Comment pourraient-ils supporter leur vie de tous les jours aujourd’hui, s’ils m’entendaient parler d’Oum Khaled, une femme de 70 ans : une bombe a été larguée sur une structure en béton, sur la place du camp de réfugiés de Shabbura. Deux civils ont été tués. Des dizaines de maisons construites en béton creux ont été fortement endommagées. Le toit en asbeste est tombé à quelques centimètres de sa tête. C’est cela seul qui l’a convaincue de se laisser « évacuer » dans la maison de sa fille, à cinq cents mètres de là ; l’illusion qu’une maison neuve sera plus sûre. « Tout ce que j’espère c’est de mourir avant de voir qu’il vous arrive quelque chose », ne cesse-t-elle de répéter à ses enfants.
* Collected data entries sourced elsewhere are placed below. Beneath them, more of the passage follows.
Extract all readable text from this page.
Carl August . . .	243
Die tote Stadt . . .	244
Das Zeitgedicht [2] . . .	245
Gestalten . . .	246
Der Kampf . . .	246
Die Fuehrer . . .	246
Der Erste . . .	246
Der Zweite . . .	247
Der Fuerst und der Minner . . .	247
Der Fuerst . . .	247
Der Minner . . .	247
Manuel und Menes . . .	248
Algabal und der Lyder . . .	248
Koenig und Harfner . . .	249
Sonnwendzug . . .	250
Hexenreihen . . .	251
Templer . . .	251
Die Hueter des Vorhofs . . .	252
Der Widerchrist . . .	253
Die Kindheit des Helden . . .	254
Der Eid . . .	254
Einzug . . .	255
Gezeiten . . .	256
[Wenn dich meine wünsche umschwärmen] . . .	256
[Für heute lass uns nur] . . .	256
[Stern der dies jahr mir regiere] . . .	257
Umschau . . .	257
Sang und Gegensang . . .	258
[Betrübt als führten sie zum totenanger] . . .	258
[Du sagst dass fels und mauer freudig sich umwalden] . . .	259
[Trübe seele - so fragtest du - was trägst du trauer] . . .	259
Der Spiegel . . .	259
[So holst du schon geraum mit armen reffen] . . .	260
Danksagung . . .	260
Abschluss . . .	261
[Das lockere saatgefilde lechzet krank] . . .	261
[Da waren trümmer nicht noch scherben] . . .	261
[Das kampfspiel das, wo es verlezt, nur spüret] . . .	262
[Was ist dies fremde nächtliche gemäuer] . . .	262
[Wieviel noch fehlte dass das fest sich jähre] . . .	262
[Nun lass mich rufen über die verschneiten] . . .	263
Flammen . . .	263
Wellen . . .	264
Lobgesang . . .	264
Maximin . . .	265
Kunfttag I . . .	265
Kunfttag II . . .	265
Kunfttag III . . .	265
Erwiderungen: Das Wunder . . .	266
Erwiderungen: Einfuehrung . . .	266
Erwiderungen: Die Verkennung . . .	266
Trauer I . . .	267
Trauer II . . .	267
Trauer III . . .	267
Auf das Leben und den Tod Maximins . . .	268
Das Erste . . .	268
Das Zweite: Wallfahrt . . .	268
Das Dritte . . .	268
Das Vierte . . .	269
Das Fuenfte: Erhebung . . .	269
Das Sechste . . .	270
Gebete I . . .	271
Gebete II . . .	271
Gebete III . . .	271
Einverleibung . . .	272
Avant même que le lessivage de la langue ait atteint le degré de perfectionnement auquel il est parvenu aujourd’hui, mes parents étaient pris de nausée devant des formules comme « la guerre de la Paix en Galilée » ou « troubles de l’ordre », quand l’ordre c’est l’occupation et que le trouble tient dans la résistance à celle-ci. Quand l’ordre, c’est de refuser aux Palestiniens ce à quoi les Juifs ont droit.

Quelle chance qu’ils ne soient pas parmi les vivants, pour entendre Ehoud Barak ou Tzipi Livni expliquer que nous n’avons rien contre le peuple palestinien, ou le secrétaire de cabinet expliquer qu’il n’y a pas de crise humanitaire et qu’il ne s’agit que de propagande venant du Hamas. Pour reconnaître des mensonges, ils n’avaient pas besoin de connaître le nom des gens chez qui il n’y a pas d’eau courante depuis cinq jours. Oubliez les bombardements, oubliez l’électricité, la nourriture, et même le sommeil. Mais sans eau ? A cause des bombardements maritimes, aériens et terrestres, les gens ne peuvent même pas sortir de chez eux pour aller chercher de l’eau potable aux robinets de la ville. Et quand quelqu'un a de l’eau chez lui au robinet, elle n’est pas bonne à la consommation.

Du fait de leur histoire, mes parents savaient ce que cela voulait dire d’enfermer des gens derrière des clôtures de fil de fer et des miradors, sur un petit espace de terre. Un an, cinq ans, dix ans. Depuis 1991. Quelle chance qu’ils ne vivent pas pour voir comment, aujourd’hui, ces gens emprisonnés, sont aussi bombardés avec toutes les merveilles de la technologie militaire d’Israël et des Etats-Unis. « Nous invitons d’urgence Mohamed El-Baradei à venir ici afin de faire la preuve que nous n’avons pas d’armes nucléaires », a dit Iyad. Un humoriste bien connu, même sous les bombes. Mais samedi soir, il a seulement dit « difficile, difficile » avant de raccrocher le téléphone.

L’histoire personnelle de mes parents les amenait à se révolter contre la sérénité avec laquelle on annonçait, à la radio, qu’un couvre-feu était décrété. Quelle chance qu’ils ne soient pas ici pour entendre la foule applaudir dans le Colisée.